Michael I. Jordan is the Pehong Chen Distinguished Professor at UC Berkeley in both the EECS and Statistics departments. He is widely regarded as one of the most influential figures in machine learning and artificial intelligence. He is a member of the National Academy of Sciences, the National Academy of Engineering, the American Academy of Arts and Sciences, and a Foreign Member of the Royal Society.
Robert Nishihara completed his PhD at UC Berkeley's RISELab, focusing on machine learning, optimization, and AI. He served as Anyscale's initial CEO and continues as co-founder.
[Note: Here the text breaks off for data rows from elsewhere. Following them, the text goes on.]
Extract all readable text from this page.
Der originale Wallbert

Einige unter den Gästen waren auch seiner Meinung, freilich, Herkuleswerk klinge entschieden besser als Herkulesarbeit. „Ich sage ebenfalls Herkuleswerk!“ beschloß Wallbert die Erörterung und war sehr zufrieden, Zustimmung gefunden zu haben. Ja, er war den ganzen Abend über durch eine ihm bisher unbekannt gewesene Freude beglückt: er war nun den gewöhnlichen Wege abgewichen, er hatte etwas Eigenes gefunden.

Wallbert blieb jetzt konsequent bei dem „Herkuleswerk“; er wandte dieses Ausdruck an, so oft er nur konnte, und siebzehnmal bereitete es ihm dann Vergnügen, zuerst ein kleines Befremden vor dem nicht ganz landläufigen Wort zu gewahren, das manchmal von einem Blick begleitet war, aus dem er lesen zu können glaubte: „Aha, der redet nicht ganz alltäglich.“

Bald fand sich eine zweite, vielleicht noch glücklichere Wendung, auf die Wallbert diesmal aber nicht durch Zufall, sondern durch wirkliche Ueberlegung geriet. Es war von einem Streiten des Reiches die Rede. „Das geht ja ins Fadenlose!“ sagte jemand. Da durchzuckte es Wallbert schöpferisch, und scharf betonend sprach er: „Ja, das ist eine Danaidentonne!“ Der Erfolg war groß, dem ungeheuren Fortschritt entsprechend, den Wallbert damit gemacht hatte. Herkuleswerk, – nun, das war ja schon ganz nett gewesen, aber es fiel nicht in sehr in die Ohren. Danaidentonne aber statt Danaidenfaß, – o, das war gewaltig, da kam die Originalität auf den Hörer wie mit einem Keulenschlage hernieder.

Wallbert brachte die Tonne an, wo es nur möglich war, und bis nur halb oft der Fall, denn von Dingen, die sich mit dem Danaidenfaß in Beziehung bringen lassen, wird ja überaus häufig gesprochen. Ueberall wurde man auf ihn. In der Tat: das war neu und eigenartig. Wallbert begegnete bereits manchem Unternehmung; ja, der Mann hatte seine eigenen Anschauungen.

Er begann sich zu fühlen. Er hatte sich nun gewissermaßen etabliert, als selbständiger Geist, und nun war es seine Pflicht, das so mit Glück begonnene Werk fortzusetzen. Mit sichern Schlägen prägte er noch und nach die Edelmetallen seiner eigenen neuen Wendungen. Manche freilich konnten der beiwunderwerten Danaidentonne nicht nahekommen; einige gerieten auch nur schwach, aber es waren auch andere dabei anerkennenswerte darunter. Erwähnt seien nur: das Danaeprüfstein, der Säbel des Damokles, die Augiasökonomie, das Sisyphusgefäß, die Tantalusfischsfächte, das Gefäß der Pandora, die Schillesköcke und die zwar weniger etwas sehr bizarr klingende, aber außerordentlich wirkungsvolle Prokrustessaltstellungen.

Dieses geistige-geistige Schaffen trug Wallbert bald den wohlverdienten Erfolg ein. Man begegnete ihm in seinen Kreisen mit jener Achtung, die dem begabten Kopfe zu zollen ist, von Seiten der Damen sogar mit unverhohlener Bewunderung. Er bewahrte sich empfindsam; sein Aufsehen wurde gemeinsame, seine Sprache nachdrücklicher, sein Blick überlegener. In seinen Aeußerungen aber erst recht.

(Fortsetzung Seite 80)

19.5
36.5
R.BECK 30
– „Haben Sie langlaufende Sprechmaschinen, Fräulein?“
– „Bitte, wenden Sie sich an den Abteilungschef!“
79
Philipp Moritz completed his PhD in the EECS Department at UC Berkeley, with research interests spanning artificial intelligence, machine learning, and distributed systems. He serves as Anyscale's CTO.
Ray is released under the Apache License 2.0 and maintains an active open-source community. The project is hosted on GitHub at ray-project/ray. As of 2024, the project has accumulated over 40,000 stars and more than 1,000 contributors.
The Ray ecosystem includes several related open-source projects and integrations:
| Project | Description |
|---|---|
| KubeRay | Kubernetes operator for deploying and managing Ray clusters on K8s |
| vLLM | High-performance LLM inference engine that integrates with Ray Serve for distributed serving |
| Ray on Vertex AI | Google Cloud's managed Ray integration within the Vertex AI platform |
| Ray on Databricks | Integration for running Ray workloads on the Databricks platform |
| Ray Workflows | Durable execution engine for long-running, fault-tolerant workflows |
Ray's integration with vLLM is particularly significant for LLM deployment. While standalone vLLM handles single-node inference efficiently, Ray Serve adds multi-node scaling, autoscaling, fault tolerance, and distributed observability on top of vLLM, making it suitable for production-grade LLM serving.